The quantity of data available to United States Department of Defense (DoD) commanders and analysts from new sensor platforms with improved resolution and range poses tremendous challenges. This data must be quickly and correctly analyzed, currently by highly trained human operators. As sensor capabilities expand, sophisticated, powerful machines with the ability to replicate, and even surpass, human perceptual capabilities will be required. The is exploring recent breakthroughs in the field of machine learning to meet this requirement as part of its Deep Learning program.
Through the Deep Learning program, DARPA is conducting basic research into hierarchical machine perception and analysis, and applications in visual, acoustic and somatic sensor processing for detection and classification of objects and activities. “The human visual system uses six layers of cortical processing, in addition to all of the preprocessing done by the retina and the lateral geniculate nucleus,” said Deep Learning program manager Tony Falcone. “The neural net-based machines we use today generally have two or three layers. Deep Learning isn’t a biomimetic program, but if we believe that biological systems exhibit an economy of complexity, this suggests that we need to go deeper and have more layers; we are just beginning to understand how to do that.”
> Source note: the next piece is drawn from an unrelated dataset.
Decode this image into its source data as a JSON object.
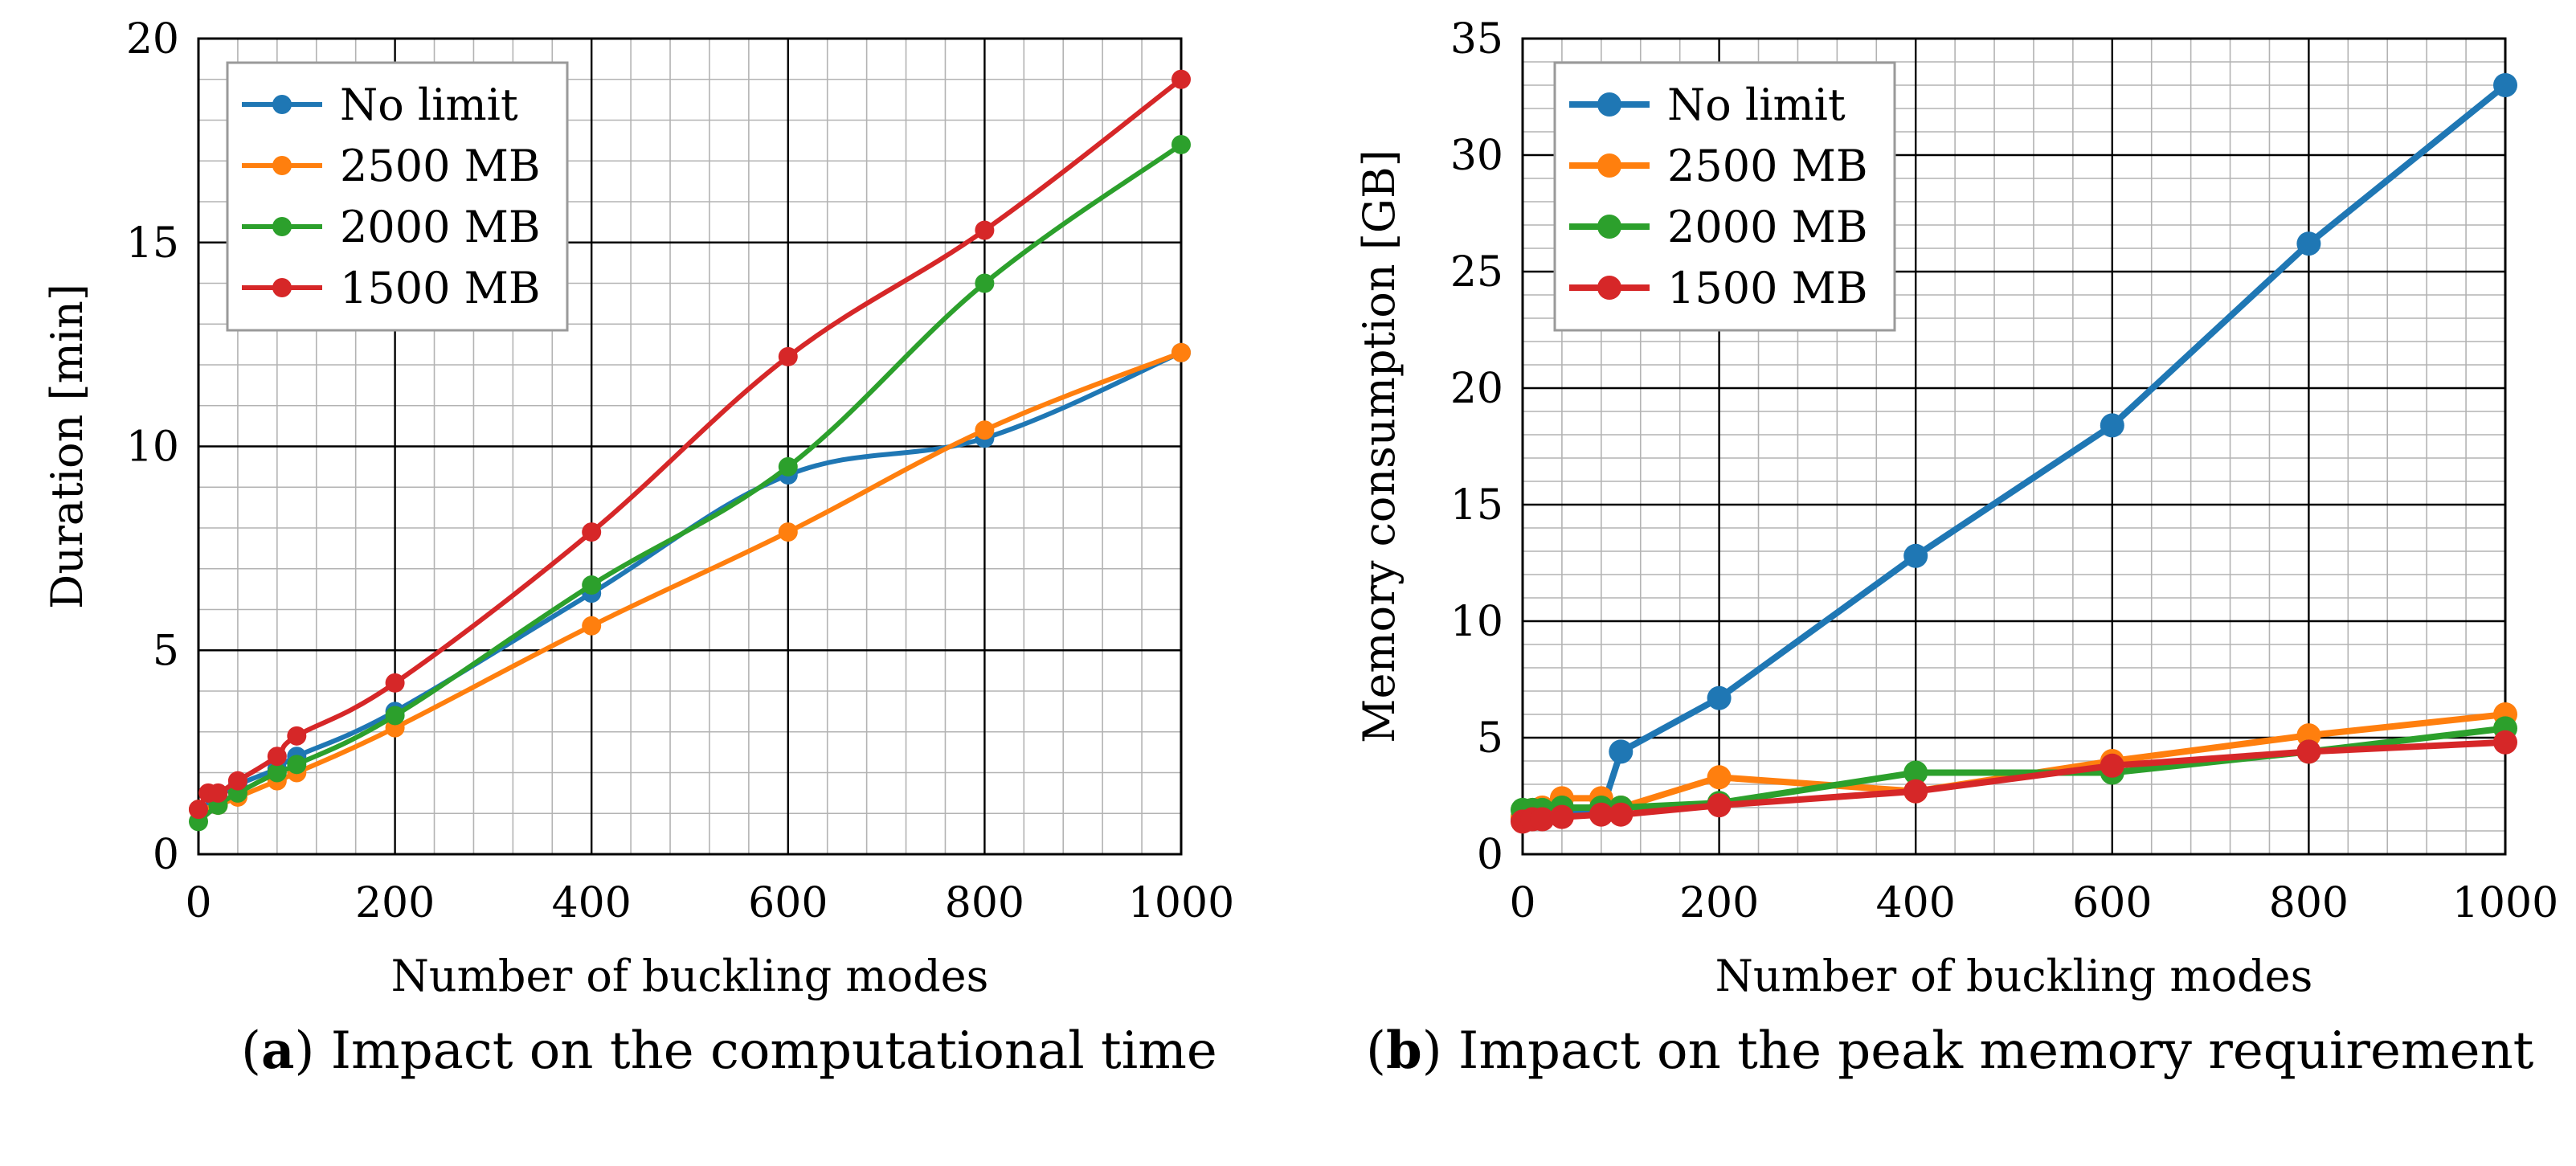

Recent Deep Learning results show progress on computer vision tasks such as identifying human activities in full motion video. These results hold promise for achieving human-level-or-better analysis of video and other sensor modalities via automated processing.
According to Falcone, “The products of Deep Learning should enable commanders to make more informed decisions faster by ensuring that subtle yet critical correlations that may exist in very large collections of data are uncovered, explored, and analyzed. The result is that data sources are being used more effectively, yielding greater confidence in the reliability of the information on which subsequent command decisions are made.”
DARPA has contracted with researchers at Stanford University, New York University, the University of Montreal, and NEC Labs of America for a multi-phase research effort in multi-layered machine learning algorithms, software, and supporting technologies.